Peter is pleased to see some manufacturers like Pacific Caravans are using composite bodies to reduce weight, add strength and insulation.
“Weight is obviously important for towing vehicle options,” he says.
The use of composite floors, walls and roofs and lightweight chassis seen in the AusRV Finke as well as aluminium frames and hot-dipped galvanised chassis’ also help to minimise weight.
“To me the use of materials like carbon fibre could help reduce weight and strengthen vans (especially used as part of the composite body).”
Peter believes the cost of carbon fibre could change down the track.
“Yes, carbon fibre can be expensive but again, as the auto sector uses it more, then costs will be driven down,” he says.
IT’S ALL ABOUT AERODYNAMICS
Peter says a focus on aerodynamics or ‘Aero’ will reduce drag on the vehicle and lower running costs now and into the future as automotive needs change.
“Caravans like the Atlantic Endeavour have a chamfer on the leading edge of the van, which would help with Aero. But in the future more is needed, especially as electric vehicles increase in the market, as EV range will be seriously affected by Aero,” he explains.
Peter wonders if fold-out front panels connecting the vehicle to the van will reduce resistance caused by air trapped between the vehicle and the caravan.

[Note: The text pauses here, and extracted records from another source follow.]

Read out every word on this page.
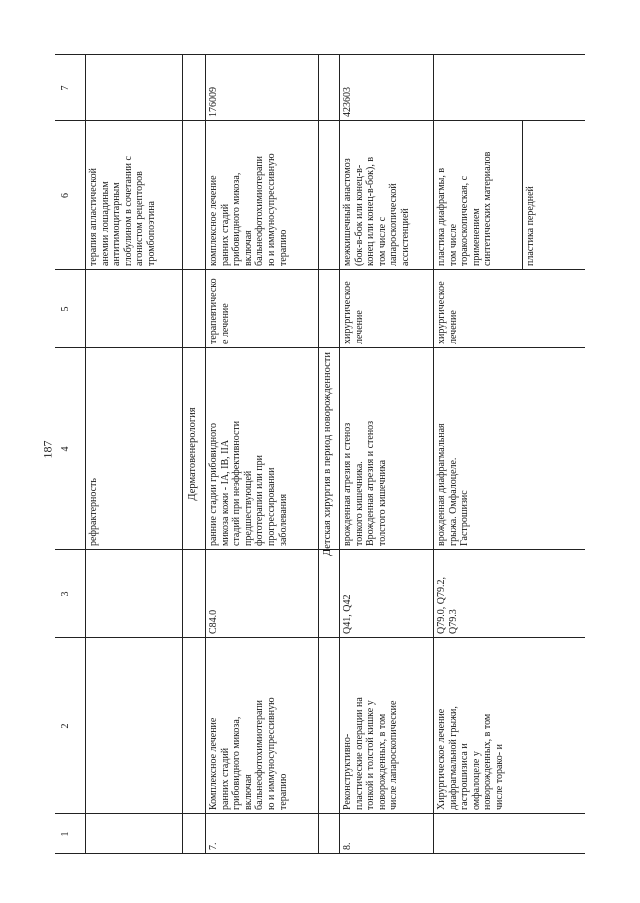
187
1
2
3
4
5
6
7
рефрактерность
терапия апластической
анемии лошадиным
антитимоцитарным
глобулином в сочетании с
агонистом рецепторов
тромбопоэтина
Дерматовенерология
7.
Комплексное лечение
ранних стадий
грибовидного микоза,
включая
бальнеофотохимиотерапи
ю и иммуносупрессивную
терапию
С84.0
ранние стадии грибовидного
микоза кожи - IA, IB, IIA
стадий при неэффективности
предшествующей
фототерапии или при
прогрессировании
заболевания
терапевтическо
е лечение
комплексное лечение
ранних стадий
грибовидного микоза,
включая
бальнеофотохимиотерапи
ю и иммуносупрессивную
терапию
176009
Детская хирургия в период новорожденности
8.
Реконструктивно-
пластические операции на
тонкой и толстой кишке у
новорожденных, в том
числе лапароскопические
Q41, Q42
врожденная атрезия и стеноз
тонкого кишечника.
Врожденная атрезия и стеноз
толстого кишечника
хирургическое
лечение
межкишечный анастомоз
(бок-в-бок или конец-в-
конец или конец-в-бок), в
том числе с
лапароскопической
ассистенцией
423603
Хирургическое лечение
диафрагмальной грыжи,
гастрошизиса и
омфалоцеле у
новорожденных, в том
числе торако- и
Q79.0, Q79.2, Q79.3
врожденная диафрагмальная
грыжа. Омфалоцеле.
Гастрошизис
хирургическое
лечение
пластика диафрагмы, в
том числе
торакоскопическая, с
применением
синтетических материалов
пластика передней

“This, coupled with adjustable van-roof heights would also help. This could be taken further with active panels (similar to active grilles in vehicles) that adjust depending on speed. Improvements will come from looking at ways of channelling the air around, under, over or through the caravan and prevent turbulence caused by protrusions/cavities,” Peter explains.
Peter also imagines a future where caravans share the driving load.
“Eventually, with the onset of electrical vehicles, the caravan could almost take on an extension of energy contribution,” he says.
“If the van had an electric motor with its own battery storage (could also have regenerative braking) then with the right smarts it could talk to the vehicle and contribute to the overall range and power.
“It would need to have its own independent system as running 400V between van and vehicle wouldn’t be practical.”
ERGONOMICS AND COMFORT
Peter says the models he saw at Best Aussie Vans were well thought-out in terms of space, storage and comfort.
“Being able to move around the environment without feeling enclosed is important. We (GM) spend a lot of times in vehicles looking at occupant seating comfort, in leg angle, amount of cushion, proximity to controls and vision and overall feeling of spaciousness,” says Peter.
From the perspective of a caravan owner, the ways in which a van’s drawers slide out or doors hinge matter.
“The collapsing table in the Olympic Javelin X8 is easy to use and provides a nice small table for relaxing with drinks and folds out quickly for dinner,” he says.
Peter says the Big Red 19ft Ensuite Slide uses space well, providing punters with a spacious kitchen and lounge by placing the bed across the van in a slide-out wing.
“Slide-out steps are good and give the option depending your height,” Peter says.
Peter remarked that some interiors vans – like the Dreamseeker F-14 – had very nice finishes and touches like the stand-alone basin. He also thinks the Atlantic Endeavour has a well-zoned and balanced layout.
But overall, the external designs were a very similar and he wonders if a more passionate or exciting exterior, balanced with a great interior space, could shine in the showroom.
One van, the Dreamseeker F-14 Tomcat to be featured in our next edition, has a separate zoned area which opens out and closes off to a large undercover outdoor area that’s quite useful depending on the weather.
Aesthetics with details such as embroidered headrests seen in Roadstar’s caravan or the configurable LED strips on the Dreamseeker models were also noteworthy.
Overall, Peter likes the use of interior strip LED lighting but believes it could be improved upon if the LED sources were concealed to create “waterfall lighting”.